I used an older x-acto knife and a precision screwdriver to pry up the pins. I did one side and worked the frame up to loosen the other. Once the pins was high enough a pair or pliers or small wire cutters did the trick.
The plastic is brittle so pry with care.

The fame has a little rust and notice the insert to isolate the truck for powering the bulb.










Next I used epoxy on the screw post and drilled them out to 6/64th for my small screws.










WIth the shell off I remove the paper inside and washed the shell. The windows are clear and glued in and AF uses paper to difuse the light.


----------



## tjcruiser

T-Man,

Hope you and yours are all OK in the wake of Irene.

Is that removable disc in the middle of the frame the mount and access for the light socket?

TJ

Edit -- ahh ... I see that it is, per that 3rd photo. So bulb can be changed easily. Neat.


----------



## T-Man

Next I changed the wire out for the socket and assembled the two frames. One still flashes while the other has a good conection. It could be a bad socket. I tried everything else. Also I show the paper the company inserted for proper illumination.


----------



## T-Man

*The originals*

These are my first three pieces of rolling stock . They came with the 300AC years ago. The 640 hoppper, 630 caboose and the 639 boxcar.










Now compare my boxcar to the newer one added to my collection. The color is darker and the doors are different.Both are non-opening.
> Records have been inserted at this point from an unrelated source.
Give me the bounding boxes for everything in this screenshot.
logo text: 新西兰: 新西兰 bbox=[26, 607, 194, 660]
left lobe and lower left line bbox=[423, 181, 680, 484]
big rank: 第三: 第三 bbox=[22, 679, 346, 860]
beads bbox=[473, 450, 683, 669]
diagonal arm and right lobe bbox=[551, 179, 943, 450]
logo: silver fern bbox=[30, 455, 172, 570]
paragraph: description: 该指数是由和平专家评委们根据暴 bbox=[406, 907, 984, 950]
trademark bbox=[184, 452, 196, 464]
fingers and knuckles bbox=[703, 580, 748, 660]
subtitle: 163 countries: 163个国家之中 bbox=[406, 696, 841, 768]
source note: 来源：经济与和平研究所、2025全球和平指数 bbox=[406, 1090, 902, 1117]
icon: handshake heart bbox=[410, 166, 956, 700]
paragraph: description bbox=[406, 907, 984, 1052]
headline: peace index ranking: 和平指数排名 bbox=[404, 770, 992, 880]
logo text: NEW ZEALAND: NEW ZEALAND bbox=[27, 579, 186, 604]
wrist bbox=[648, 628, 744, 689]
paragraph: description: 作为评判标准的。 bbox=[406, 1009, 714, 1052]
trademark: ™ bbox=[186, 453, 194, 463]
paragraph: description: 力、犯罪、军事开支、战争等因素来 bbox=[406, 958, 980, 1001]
I did learn one lesson be careful when you wash the cars with the trucks for lights. The large isolating disc soaked up water and froze up the truck. Just another lesson learned.


----------



## T-Man

*The Service Car 648*

Here is a nice looking recessed flat car with a tank. It cleans the track by rubbing spongy tires with a metal spring. The spring and tires can be removed with one screw. If you enjoy the clean look.


----------